SUNSET, 14 NOVEMBER, 2011
Who needs New England to enjoy fall foliage - or foilage, as some like to say? As the awesome coastal fall weather continues to take us gently toward the winter solstice on Dec. 21 - when the days will begin lengthening again - most of the local trees have gone through their oranges and reds as they prepare to drop their leaves into our yards and undress the countryside for the winter months.
One of the most dramatic and ancient trees of the fall is in its full glory right now. That's the Asian ginkgo. I passed the one shown here on Monday evening just as the sun was slipping below the horizon and its light was in that magical moment of luminescence. Ginkgo leaves change from green to yellow late, but when they go, it's a very uniform and bold yellow. This one is in front of the Cape Henlopen Army Reserve Center on Savannah Road in Lewes.
So uniform and with their leaves tight against their branches, ginkgos remind me of poodles.
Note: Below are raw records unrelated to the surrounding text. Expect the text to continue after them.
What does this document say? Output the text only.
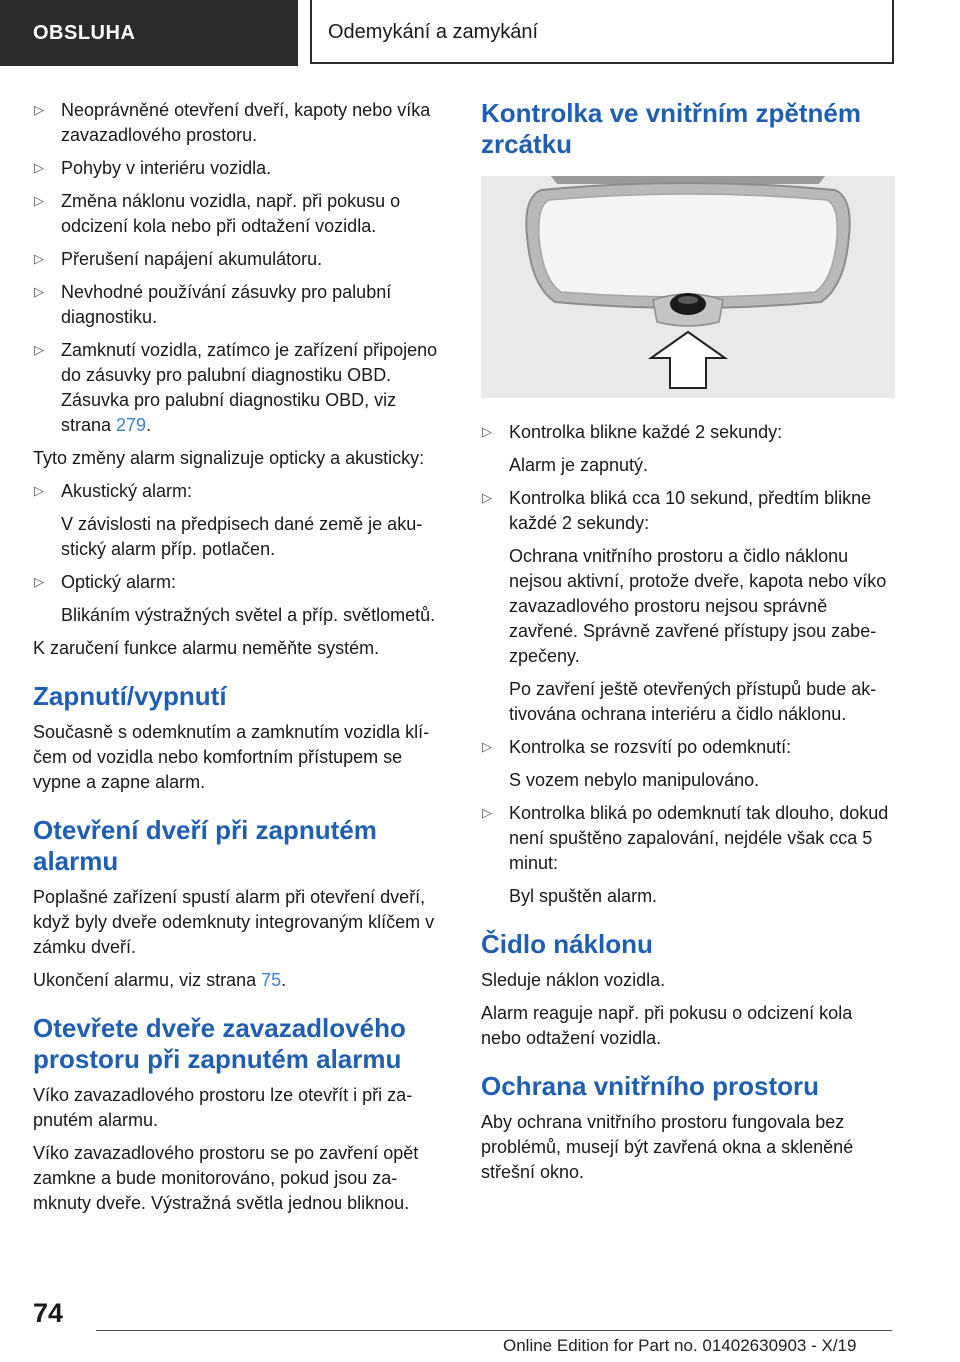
OBSLUHA	Odemykání a zamykání
▷ Neoprávněné otevření dveří, kapoty nebo víka zavazadlového prostoru.
▷ Pohyby v interiéru vozidla.
▷ Změna náklonu vozidla, např. při pokusu o odcizení kola nebo při odtažení vozidla.
▷ Přerušení napájení akumulátoru.
▷ Nevhodné používání zásuvky pro palubní diagnostiku.
▷ Zamknutí vozidla, zatímco je zařízení připojeno do zásuvky pro palubní diagnostiku OBD. Zásuvka pro palubní diagnostiku OBD, viz strana 279.

Tyto změny alarm signalizuje opticky a akusticky:

▷ Akustický alarm:
V závislosti na předpisech dané země je akustický alarm příp. potlačen.
▷ Optický alarm:
Blikáním výstražných světel a příp. světlometů.

K zaručení funkce alarmu neměňte systém.

Zapnutí/vypnutí

Současně s odemknutím a zamknutím vozidla klíčem od vozidla nebo komfortním přístupem se vypne a zapne alarm.

Otevření dveří při zapnutém alarmu

Poplašné zařízení spustí alarm při otevření dveří, když byly dveře odemknuty integrovaným klíčem v zámku dveří.

Ukončení alarmu, viz strana 75.

Otevřete dveře zavazadlového prostoru při zapnutém alarmu

Víko zavazadlového prostoru lze otevřít i při zapnutém alarmu.

Víko zavazadlového prostoru se po zavření opět zamkne a bude monitorováno, pokud jsou zamknuty dveře. Výstražná světla jednou bliknou.

Kontrolka ve vnitřním zpětném zrcátku
▷ Kontrolka blikne každé 2 sekundy:
Alarm je zapnutý.
▷ Kontrolka bliká cca 10 sekund, předtím blikne každé 2 sekundy:
Ochrana vnitřního prostoru a čidlo náklonu nejsou aktivní, protože dveře, kapota nebo víko zavazadlového prostoru nejsou správně zavřené. Správně zavřené přístupy jsou zabezpečeny.
Po zavření ještě otevřených přístupů bude aktivována ochrana interiéru a čidlo náklonu.
▷ Kontrolka se rozsvítí po odemknutí:
S vozem nebylo manipulováno.
▷ Kontrolka bliká po odemknutí tak dlouho, dokud není spuštěno zapalování, nejdéle však cca 5 minut:
Byl spuštěn alarm.
Čidlo náklonu

Sleduje náklon vozidla.

Alarm reaguje např. při pokusu o odcizení kola nebo odtažení vozidla.

Ochrana vnitřního prostoru

Aby ochrana vnitřního prostoru fungovala bez problémů, musejí být zavřená okna a skleněné střešní okno.

74
Online Edition for Part no. 01402630903 - X/19
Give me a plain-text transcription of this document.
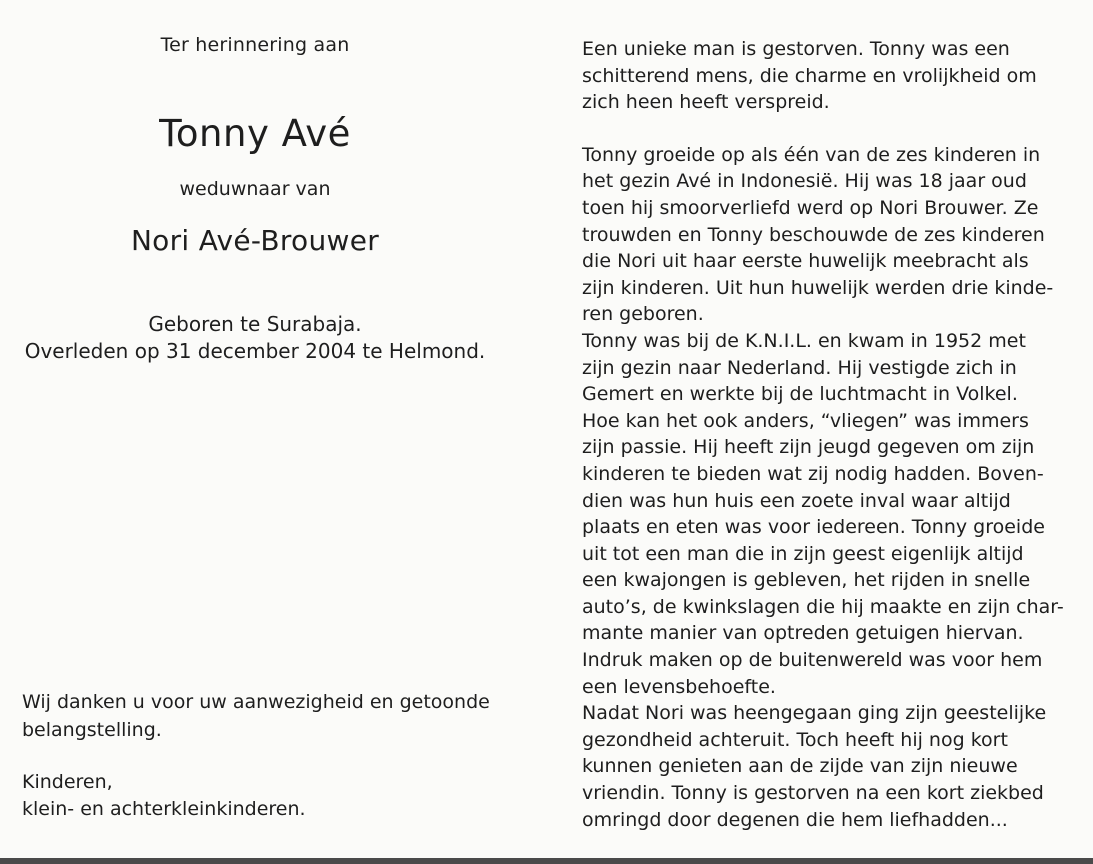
Ter herinnering aan
Tonny Avé
weduwnaar van
Nori Avé-Brouwer
Geboren te Surabaja.
Overleden op 31 december 2004 te Helmond.
Wij danken u voor uw aanwezigheid en getoonde
belangstelling.
Kinderen,
klein- en achterkleinkinderen.

Een unieke man is gestorven. Tonny was een
schitterend mens, die charme en vrolijkheid om
zich heen heeft verspreid.

Tonny groeide op als één van de zes kinderen in
het gezin Avé in Indonesië. Hij was 18 jaar oud
toen hij smoorverliefd werd op Nori Brouwer. Ze
trouwden en Tonny beschouwde de zes kinderen
die Nori uit haar eerste huwelijk meebracht als
zijn kinderen. Uit hun huwelijk werden drie kinde-
ren geboren.

Tonny was bij de K.N.I.L. en kwam in 1952 met
zijn gezin naar Nederland. Hij vestigde zich in
Gemert en werkte bij de luchtmacht in Volkel.
Hoe kan het ook anders, “vliegen” was immers
zijn passie. Hij heeft zijn jeugd gegeven om zijn
kinderen te bieden wat zij nodig hadden. Boven-
dien was hun huis een zoete inval waar altijd
plaats en eten was voor iedereen. Tonny groeide
uit tot een man die in zijn geest eigenlijk altijd
een kwajongen is gebleven, het rijden in snelle
auto’s, de kwinkslagen die hij maakte en zijn char-
mante manier van optreden getuigen hiervan.
Indruk maken op de buitenwereld was voor hem
een levensbehoefte.

Nadat Nori was heengegaan ging zijn geestelijke
gezondheid achteruit. Toch heeft hij nog kort
kunnen genieten aan de zijde van zijn nieuwe
vriendin. Tonny is gestorven na een kort ziekbed
omringd door degenen die hem liefhadden...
They have the quiet and smart dignity of a breed of tree that has survived for more than 200 million years - back to the geologic period known as the Triassic when it's believed that the first dinosaurs and mammals were beginning to evolve.
Ginkgos are valued as a landscape tree because they are pollution and drought tolerant.
I like them because they turn such a beautiful and intense yellow and carry their color late into the fall, reminding us of just how beautiful autumn is along the coast.